在这一片废墟,在这一片坟场旁,一群人安静地看着,守着,没人说话。
风吹过来,带着浅浅低语。
似是有人来了。
女孩退后一步,看了看顾正臣,又看向顾正臣身旁。
空无一人。
但女孩就这么看着,泪流满面地伸出手,转而身子一软,歪倒下去。
顾正臣上前扶住,看向林白帆:“将她送到船上去,让婆子给她洗洗,换身干净衣裳。
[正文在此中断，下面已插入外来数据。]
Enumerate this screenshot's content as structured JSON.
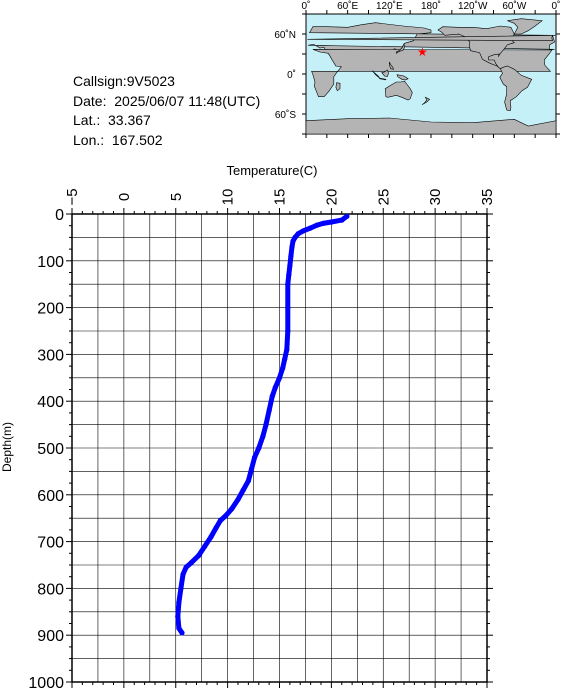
{
  "station": {
    "callsign": "Callsign:9V5023",
    "date": "Date:  2025/06/07 11:48(UTC)",
    "lat": "Lat.:  33.367",
    "lon": "Lon.:  167.502"
  },
  "map": {
    "lon_labels": [
      "0˚",
      "60˚E",
      "120˚E",
      "180˚",
      "120˚W",
      "60˚W",
      "0˚"
    ],
    "lat_labels": [
      "60˚N",
      "0˚",
      "60˚S"
    ],
    "marker": {
      "lon": 167.502,
      "lat": 33.367,
      "symbol": "★"
    },
    "colors": {
      "ocean": "#c6f0f8",
      "land": "#b4b4b4",
      "coast": "#000000",
      "marker": "#ff0000"
    }
  },
  "chart_data": {
    "type": "line",
    "xlabel": "Temperature(C)",
    "ylabel": "Depth(m)",
    "xlim": [
      -5,
      35
    ],
    "ylim": [
      0,
      1000
    ],
    "y_inverted": true,
    "x_ticks": [
      "-5",
      "0",
      "5",
      "10",
      "15",
      "20",
      "25",
      "30",
      "35"
    ],
    "y_ticks": [
      "0",
      "100",
      "200",
      "300",
      "400",
      "500",
      "600",
      "700",
      "800",
      "900",
      "1000"
    ],
    "grid": true,
    "series": [
      {
        "color": "#0000ff",
        "points": [
          [
            21.5,
            5
          ],
          [
            21.0,
            13
          ],
          [
            20.0,
            17
          ],
          [
            19.2,
            20
          ],
          [
            18.6,
            24
          ],
          [
            18.0,
            30
          ],
          [
            17.3,
            36
          ],
          [
            16.8,
            42
          ],
          [
            16.5,
            50
          ],
          [
            16.3,
            58
          ],
          [
            16.2,
            70
          ],
          [
            16.1,
            90
          ],
          [
            16.0,
            110
          ],
          [
            15.9,
            130
          ],
          [
            15.8,
            150
          ],
          [
            15.8,
            200
          ],
          [
            15.8,
            250
          ],
          [
            15.7,
            290
          ],
          [
            15.5,
            310
          ],
          [
            15.3,
            330
          ],
          [
            15.0,
            350
          ],
          [
            14.6,
            370
          ],
          [
            14.3,
            390
          ],
          [
            14.0,
            420
          ],
          [
            13.7,
            450
          ],
          [
            13.4,
            475
          ],
          [
            13.0,
            500
          ],
          [
            12.6,
            520
          ],
          [
            12.3,
            545
          ],
          [
            12.0,
            570
          ],
          [
            11.5,
            590
          ],
          [
            11.0,
            610
          ],
          [
            10.4,
            630
          ],
          [
            9.8,
            645
          ],
          [
            9.3,
            655
          ],
          [
            8.9,
            670
          ],
          [
            8.4,
            690
          ],
          [
            7.8,
            710
          ],
          [
            7.2,
            730
          ],
          [
            6.5,
            745
          ],
          [
            6.0,
            755
          ],
          [
            5.7,
            770
          ],
          [
            5.5,
            800
          ],
          [
            5.3,
            830
          ],
          [
            5.2,
            860
          ],
          [
            5.3,
            885
          ],
          [
            5.6,
            895
          ]
        ]
      }
    ]
  }
}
”
船上有中年妇人,不少是稳婆。
这似乎不太能理解,船上一群汉子,基本上没人带女人上船,怎么还带稳婆。
事实上,这些稳婆不是给宝船上的水师将士准备的,而是给南洋诸国准备的,是用于传播先进医术、争取人心的准备。
每到一个地方停泊,船队并不是窝在码头无所事事,有采购货物的,也有传授技术的。接生孩子的技术那也是技术,南洋接生的死亡率可比大明高……
林白帆上前,抱走了孩子。
顾正臣转身看向坟场方向,香火袅袅,轻声道:“孩子我带走了,她的余生,我负责,都安心吧。”
风卷起衣襟。
“韩布政使,麻烦还请安排一些匠人,在这里刻一个石碑,写上日本怀良亲王谢罪处。”